I hope today’s post introduced something new to this tangential blog while also introducing some of the unique and less addressed challenges Taiwan faces. If you enjoyed this post, it originally appeared on my Substack, The Newspaper is Dead, Long Live the Newspaper. You can subscribe for a grab bag of things I find interesting; from politics, to Taiwanese politics and life in Taiwan, and the occasional post on literature. Your feedback is valuable and I hope you enjoyed reading this!
(1) Symantec has methods of confirming the nation-state in which an APT operates that they do not publicly disclose. Antlion, however, utilises Simplified Chinese characters within the compromised networks. Simplified Chinese is used in the People’s Republic of China, whereas Taiwan utilises Traditional Chinese characters.
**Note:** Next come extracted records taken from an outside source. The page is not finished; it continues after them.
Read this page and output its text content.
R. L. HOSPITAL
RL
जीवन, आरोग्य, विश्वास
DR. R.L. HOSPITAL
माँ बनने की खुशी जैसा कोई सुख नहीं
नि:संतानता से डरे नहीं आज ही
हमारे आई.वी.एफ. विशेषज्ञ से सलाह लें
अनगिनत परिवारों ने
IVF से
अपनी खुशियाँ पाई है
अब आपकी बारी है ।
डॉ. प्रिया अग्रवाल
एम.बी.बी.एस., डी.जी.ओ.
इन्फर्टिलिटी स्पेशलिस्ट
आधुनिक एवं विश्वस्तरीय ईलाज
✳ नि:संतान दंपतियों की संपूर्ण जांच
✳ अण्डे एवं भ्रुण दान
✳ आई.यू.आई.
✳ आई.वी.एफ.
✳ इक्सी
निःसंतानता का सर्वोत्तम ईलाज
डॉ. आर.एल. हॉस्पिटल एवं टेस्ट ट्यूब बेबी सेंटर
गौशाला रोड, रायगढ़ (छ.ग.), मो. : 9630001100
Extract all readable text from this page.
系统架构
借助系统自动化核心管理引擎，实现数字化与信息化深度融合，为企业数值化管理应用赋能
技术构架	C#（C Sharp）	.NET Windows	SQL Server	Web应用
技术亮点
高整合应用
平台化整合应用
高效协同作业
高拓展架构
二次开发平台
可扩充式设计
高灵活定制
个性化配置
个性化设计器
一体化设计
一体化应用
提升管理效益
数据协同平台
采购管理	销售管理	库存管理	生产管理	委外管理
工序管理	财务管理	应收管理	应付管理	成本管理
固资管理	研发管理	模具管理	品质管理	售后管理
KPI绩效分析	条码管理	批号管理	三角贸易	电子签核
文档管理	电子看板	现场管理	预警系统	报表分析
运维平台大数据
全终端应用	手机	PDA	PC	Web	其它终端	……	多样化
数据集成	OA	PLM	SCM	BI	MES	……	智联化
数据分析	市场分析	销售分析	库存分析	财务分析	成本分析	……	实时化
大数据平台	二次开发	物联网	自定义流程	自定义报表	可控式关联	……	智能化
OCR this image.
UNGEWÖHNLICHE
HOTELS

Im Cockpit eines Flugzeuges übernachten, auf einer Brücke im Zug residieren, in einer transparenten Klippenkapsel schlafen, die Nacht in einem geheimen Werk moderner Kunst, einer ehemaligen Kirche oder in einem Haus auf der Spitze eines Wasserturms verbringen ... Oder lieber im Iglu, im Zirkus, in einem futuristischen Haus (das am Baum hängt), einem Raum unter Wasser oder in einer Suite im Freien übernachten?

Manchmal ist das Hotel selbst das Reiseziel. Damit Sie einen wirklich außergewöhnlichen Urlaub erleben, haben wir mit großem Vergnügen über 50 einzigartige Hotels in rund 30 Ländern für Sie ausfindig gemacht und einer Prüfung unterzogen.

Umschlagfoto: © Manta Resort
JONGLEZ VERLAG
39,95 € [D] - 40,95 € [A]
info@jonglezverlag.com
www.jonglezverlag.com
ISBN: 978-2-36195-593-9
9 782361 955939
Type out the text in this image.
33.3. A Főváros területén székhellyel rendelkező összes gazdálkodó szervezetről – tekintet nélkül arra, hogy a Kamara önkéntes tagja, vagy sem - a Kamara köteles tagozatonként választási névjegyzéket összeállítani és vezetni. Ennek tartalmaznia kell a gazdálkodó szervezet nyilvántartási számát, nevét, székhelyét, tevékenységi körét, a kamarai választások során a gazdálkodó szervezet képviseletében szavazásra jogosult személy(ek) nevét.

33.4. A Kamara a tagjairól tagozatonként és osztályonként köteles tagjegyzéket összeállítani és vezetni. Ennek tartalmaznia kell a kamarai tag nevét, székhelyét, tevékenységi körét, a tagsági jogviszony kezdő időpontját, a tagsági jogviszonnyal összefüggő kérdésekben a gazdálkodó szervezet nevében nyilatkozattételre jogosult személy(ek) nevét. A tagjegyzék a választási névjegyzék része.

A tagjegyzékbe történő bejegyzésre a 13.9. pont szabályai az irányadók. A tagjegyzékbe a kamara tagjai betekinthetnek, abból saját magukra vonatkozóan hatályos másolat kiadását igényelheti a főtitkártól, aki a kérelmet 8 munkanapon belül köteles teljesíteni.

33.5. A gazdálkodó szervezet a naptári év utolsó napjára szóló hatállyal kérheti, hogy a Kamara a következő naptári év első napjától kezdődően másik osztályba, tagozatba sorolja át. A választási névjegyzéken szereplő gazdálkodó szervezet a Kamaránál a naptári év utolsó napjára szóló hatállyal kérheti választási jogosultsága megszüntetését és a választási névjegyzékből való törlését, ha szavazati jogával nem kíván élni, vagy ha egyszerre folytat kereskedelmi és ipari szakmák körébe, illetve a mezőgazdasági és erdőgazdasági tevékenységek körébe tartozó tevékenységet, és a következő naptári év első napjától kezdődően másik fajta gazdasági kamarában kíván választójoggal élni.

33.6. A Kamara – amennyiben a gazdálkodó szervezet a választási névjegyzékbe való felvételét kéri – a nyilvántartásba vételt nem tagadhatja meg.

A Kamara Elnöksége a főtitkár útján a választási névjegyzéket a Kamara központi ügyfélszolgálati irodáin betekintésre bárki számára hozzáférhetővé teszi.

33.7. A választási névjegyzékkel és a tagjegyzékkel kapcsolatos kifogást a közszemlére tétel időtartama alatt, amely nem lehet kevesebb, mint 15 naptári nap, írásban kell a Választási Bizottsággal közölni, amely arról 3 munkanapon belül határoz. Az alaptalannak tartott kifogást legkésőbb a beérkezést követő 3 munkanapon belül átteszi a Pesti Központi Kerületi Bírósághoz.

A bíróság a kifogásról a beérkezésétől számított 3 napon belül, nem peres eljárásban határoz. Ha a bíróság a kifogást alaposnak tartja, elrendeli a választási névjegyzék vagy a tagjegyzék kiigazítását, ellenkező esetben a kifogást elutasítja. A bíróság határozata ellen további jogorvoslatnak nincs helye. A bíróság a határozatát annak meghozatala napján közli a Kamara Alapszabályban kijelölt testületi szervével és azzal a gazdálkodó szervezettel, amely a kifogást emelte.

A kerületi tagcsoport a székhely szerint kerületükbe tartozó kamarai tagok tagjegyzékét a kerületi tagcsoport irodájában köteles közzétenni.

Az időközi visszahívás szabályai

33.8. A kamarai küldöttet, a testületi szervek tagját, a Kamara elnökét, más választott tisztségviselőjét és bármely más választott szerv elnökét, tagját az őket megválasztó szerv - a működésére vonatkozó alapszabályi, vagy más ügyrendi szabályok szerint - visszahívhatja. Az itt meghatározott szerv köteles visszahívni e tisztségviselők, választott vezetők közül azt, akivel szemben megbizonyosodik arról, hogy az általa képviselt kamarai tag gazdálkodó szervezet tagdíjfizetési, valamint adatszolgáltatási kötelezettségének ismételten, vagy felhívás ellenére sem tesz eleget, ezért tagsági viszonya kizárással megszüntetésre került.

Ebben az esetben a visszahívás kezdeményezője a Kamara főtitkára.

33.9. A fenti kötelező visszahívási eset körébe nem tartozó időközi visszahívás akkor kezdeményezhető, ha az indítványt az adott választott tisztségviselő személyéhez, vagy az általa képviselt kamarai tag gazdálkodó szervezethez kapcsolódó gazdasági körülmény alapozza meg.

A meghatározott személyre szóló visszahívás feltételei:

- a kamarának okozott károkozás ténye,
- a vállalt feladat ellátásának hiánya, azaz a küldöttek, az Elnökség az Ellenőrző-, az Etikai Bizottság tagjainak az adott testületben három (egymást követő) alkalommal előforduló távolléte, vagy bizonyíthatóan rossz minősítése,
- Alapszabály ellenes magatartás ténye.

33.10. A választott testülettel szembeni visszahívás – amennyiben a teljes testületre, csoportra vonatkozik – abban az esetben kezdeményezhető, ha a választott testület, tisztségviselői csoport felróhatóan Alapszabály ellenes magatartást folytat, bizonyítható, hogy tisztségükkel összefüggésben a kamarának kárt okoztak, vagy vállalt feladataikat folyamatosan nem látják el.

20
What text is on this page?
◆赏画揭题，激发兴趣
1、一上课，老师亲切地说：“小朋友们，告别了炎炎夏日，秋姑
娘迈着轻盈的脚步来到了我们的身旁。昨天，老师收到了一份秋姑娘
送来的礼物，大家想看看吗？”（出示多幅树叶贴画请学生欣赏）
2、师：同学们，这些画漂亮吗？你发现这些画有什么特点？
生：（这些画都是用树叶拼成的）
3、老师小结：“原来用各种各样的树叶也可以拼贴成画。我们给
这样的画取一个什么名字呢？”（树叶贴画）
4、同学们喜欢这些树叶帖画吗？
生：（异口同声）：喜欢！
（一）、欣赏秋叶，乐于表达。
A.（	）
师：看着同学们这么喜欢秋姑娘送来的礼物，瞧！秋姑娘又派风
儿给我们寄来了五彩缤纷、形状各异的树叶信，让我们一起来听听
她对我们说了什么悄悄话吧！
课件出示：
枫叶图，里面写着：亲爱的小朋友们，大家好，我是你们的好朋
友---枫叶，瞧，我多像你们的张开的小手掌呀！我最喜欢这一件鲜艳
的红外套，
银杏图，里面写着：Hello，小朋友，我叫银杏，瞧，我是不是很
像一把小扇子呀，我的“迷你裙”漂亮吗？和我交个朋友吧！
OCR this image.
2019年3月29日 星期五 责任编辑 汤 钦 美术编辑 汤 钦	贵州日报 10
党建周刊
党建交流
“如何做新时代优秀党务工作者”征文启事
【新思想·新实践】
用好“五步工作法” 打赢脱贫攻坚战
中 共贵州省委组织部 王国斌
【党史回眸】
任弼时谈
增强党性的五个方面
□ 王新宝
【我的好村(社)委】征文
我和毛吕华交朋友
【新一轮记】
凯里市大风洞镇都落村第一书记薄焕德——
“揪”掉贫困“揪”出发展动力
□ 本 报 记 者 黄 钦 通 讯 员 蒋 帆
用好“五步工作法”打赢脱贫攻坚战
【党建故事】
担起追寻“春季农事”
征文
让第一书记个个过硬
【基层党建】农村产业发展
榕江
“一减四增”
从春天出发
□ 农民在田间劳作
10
(2) If you are unfamiliar with EternalBlue, listen to Episode 53 from the podcast DarkNet Diaries. This episode provides an insightful and entertaining look into a dangerous vulnerability. EternalBlue affects all Windows machines since Windows 2000 until a 2017 Microsoft patch.
(3) There are sometimes ways to monitor for stolen data on the Darkweb. Several cyber defence companies even serve specifically in this service. However, while it would be of interest if Taiwanese smart cart reader data — or any data from this breach — appeared on the Dark Web, I highly doubt Antlion was after profit.